今年になって人間ドックを受けたところリウマチ因子の検査で陽性反応が出た。リウマチ因子についての説明には「陽性の人の約 40% が関節リウマチである」と書いてある。人間ドックの医師も、掛かりつけの医師も「今のところ心配しなくていいですよ」と言っているが、本当に心配ないのだろうか。気になって仕方が無いので、関節リウマチである確率をベイズの定理を用いて計算してみることにした。

ベイズの定理とは、事前確率と既知の条件付き確率から事後確率を求める公式で、今回の場合、事前確率を日本人の関節リウマチの有病率とすると、事後確率は検査で陽性反応を示した人が関節リウマチである確率となる。

まず、関節リウマチの有病率については、リウマチ情報センターのホームページによると日本全国の患者数は 70万人と書いてある。他の幾つかの情報を調べてみたが多めに見て約 1%というところらしい。

続いて、「関節リウマチの人が検査で陽性になる確率(真陽性率※)」と「関節リウマチでない人が検査で陽性になる確率(偽陽性率)」の2つの条件付き確率を知る必要がある。リウマチ因子の検査の真陽性率は、どのホームページを調べても 80% 前後と書いてある。偽陽性率については、少ないところで 2%、多いところでは 10〜15% という数字もあった。どの数字を使うか判断が付かないので 2% と 5% の2通りのケースを求めてみることにする。

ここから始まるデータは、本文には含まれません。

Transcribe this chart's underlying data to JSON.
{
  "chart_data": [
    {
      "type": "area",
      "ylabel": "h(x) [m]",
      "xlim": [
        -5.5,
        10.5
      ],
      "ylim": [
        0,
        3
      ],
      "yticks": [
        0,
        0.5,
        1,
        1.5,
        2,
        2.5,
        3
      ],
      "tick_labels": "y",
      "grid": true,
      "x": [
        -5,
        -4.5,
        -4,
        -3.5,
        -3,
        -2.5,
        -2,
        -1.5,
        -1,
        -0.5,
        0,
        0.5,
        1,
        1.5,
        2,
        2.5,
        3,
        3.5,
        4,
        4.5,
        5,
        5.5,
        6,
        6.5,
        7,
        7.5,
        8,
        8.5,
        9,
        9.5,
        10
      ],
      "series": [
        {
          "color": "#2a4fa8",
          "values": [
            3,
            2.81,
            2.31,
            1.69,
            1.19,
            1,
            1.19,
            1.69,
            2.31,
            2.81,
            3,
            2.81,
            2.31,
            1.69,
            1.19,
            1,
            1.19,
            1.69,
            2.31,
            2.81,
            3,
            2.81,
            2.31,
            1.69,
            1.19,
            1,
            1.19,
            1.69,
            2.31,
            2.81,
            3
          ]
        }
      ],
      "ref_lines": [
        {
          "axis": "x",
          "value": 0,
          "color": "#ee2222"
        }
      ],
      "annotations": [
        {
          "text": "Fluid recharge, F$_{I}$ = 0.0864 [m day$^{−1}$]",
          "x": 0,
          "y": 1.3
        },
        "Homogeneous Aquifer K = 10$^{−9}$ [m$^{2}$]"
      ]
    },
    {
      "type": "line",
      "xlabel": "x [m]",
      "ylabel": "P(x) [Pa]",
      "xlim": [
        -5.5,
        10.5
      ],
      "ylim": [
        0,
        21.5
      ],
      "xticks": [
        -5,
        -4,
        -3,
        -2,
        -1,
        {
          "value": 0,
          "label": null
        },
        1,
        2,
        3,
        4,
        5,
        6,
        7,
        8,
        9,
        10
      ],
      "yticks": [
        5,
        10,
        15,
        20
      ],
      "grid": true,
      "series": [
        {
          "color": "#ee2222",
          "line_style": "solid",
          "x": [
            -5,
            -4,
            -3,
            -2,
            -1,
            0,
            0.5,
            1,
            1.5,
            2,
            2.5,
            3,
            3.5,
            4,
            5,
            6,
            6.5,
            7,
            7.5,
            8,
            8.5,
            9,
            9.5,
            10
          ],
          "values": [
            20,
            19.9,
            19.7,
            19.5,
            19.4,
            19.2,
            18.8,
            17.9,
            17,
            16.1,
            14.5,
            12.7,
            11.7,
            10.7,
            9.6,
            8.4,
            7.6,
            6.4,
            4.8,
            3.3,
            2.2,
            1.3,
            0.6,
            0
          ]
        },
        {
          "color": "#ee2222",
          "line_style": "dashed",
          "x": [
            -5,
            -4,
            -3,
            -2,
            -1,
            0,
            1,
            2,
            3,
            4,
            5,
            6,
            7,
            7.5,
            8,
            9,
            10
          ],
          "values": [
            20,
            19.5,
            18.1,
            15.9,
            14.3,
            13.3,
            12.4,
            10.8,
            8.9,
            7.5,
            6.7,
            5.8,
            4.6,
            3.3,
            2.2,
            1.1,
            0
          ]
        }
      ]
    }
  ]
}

事後確率を求める式は次の通りだ。パーセンテージは 100 で割ってから代入してほしい。

事後確率の計算式


この式がピンと来ない時は、人数に換算してみると分かりやすい。仮に 1万人の人が検査を受けたとして、検査結果が陽性で、かつ関節リウマチを患っている人は 80人( = 0.8 × 0.01 × 1万人)。陽性になったけれども関節リウマチでない人は、偽陽性率が 2% の検査なら 198人( = 0.02 × 0.99 × 1万人)である。2つの人数を合わせた 278人が陽性反応を示した人数になる。このうちの関節リウマチの人の割合を求めれば事後確率となる。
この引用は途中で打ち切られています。